Le Texas, l'État le plus républicain des États-Unis, pourrait-il devenir démocrate? Pas forcément en cette année présidentielle, mais dans quatre ans?

Un texte de Michel Labrecque à Désautels le dimanche

Vous pensez que je suis tombé sur la tête? Pensez à « notre » Texas, l'Alberta : si on vous avait dit, il y a trois ans, que l'Alberta aurait une première ministre néo-démocrate, qu'auriez-vous répondu? Comme m'a dit Jay Root, un collègue journaliste du Texas Tribune, « la politique, ça ne change pas... jusqu'à ce que ça change ».

Si vous avez lu mon papier de la semaine dernière, vous savez que le Texas vit un grand brassage démographique qui change les plaques tectoniques de cet État.

« Regardez autour de vous : ici, il y a tous les groupes ethniques, tous les styles de vie des États-Unis. Et nous appuyons tous Hillary », dit une partisane démocrate rencontrée lors d'une soirée de fête, le 1er mars dernier. Hillary Clinton venait tout juste de remporter la primaire du Texas.

« Les grandes villes, Houston, Dallas, San Antonio, Austin et El Paso, sont déjà à majorité démocrate », souligne Lou Weaver, un autre militant.

Vrai. Mais dans les banlieues et dans le reste du Texas, c'est une tout autre histoire.

Le congrès du Texas est actuellement totalement dominé par les républicains. Le gouverneur actuel, Greg Abott, est membre du Tea Party. Il déteste viscéralement le gouvernement fédéral, a fait adopter une loi sur le port libre d'armes dans les classes des universités, a tout fait pour réduire l'accès à l'avortement, etc.

« Ce sont des clowns, des fous furieux et des croisés chrétiens », dit Mary-Beth Rodgers, auteur de Turning Texas Blue, un livre qui explore toutes les pistes pour que les démocrates redeviennent une force au Texas. Mme Rodgers a travaillé avec la dernière gouverneure démocrate du Texas, Ann Richards, élue en 1990 puis battue en 1994 par un certain... George W. Bush.

Il faut rappeler que les démocrates ont régné sur le Texas durant la première moitié du 20e siècle. Il y a même eu un président démocrate originaire du Texas, Lyndon B. Johnson, qui a succédé à John F. Kennedy.

Mais ce Parti démocrate était bien différent de celui d'aujourd'hui, plutôt conservateur. En signant la loi sur les droits civiques, en 1964, le président Johnson avait dit : « Nous venons de perdre le Texas et le sud pour une génération ». Il ne croyait pas si bien dire.

Bref, il y a toujours eu des démocrates au Texas. En 2008, Barak Obama a même reçu 43 % des votes. Avec Donald Trump qui traite les latinos illégaux de criminels et de paresseux, qui sait quel pourcentage du vote récoltera le candidat - ou la candidate - démocrate?

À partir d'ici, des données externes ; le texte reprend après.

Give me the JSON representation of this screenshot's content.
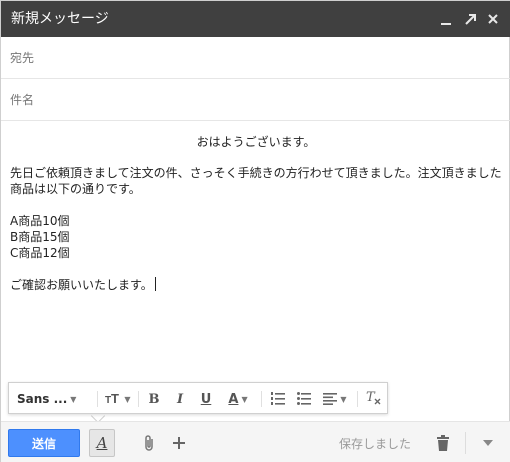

Mary-Beth Rodgers prévoit que les démocrates pourraient gagner des points. « Mais je n'irai pas jusqu'à prévoir une victoire », nuance-t-elle.

L'exemple californien

« Le Texas est le seul État "majorité-minorités", où les minorités sont plus nombreuses que les "anglos" qui votent républicain », explique le journaliste Jay Root. Il ajoute qu'en Californie, c'était la même chose, jusqu'à ce que le gouverneur républicain Pete Wilson (1991-1999) fasse adopter une loi sévère contre l'immigration en provenance d'Amérique latine. Ce fut le début de la fin pour la domination républicaine en Californie. « Il pourrait y avoir un jour un "moment Pete Wilson" au Texas », estime M. Root.

Mais tous les Hispaniques ne sont pas démocrates. Et surtout, ils sont peu nombreux à voter.

Prenez Artemio Muniz, fils d'un fabricant de matelas de Houston. Détail intéressant : sa famille est arrivée illégalement du Mexique. En 1986, l'administration républicaine de Ronald Reagan a légalisé la famille Muniz et trois millions d'autres illégaux - un geste qui contraste avec les expulsions massives prônées par Ted Cruz et Donal Trump lors de la dernière course à l'investiture républicaine.

Si le Texas redevenait démocrate, ce serait un séisme politique aux États-Unis. Ou peut-être deviendra-t-il dans un premier temps un swing state comme la Floride, capable de basculer dans un camp comme dans l'autre au gré de chaque élection?

À moins que, grâce à des militants comme Artemio Muniz, ce ne soit le Parti républicain qui se transforme pour s'ouvrir davantage au Texas de demain.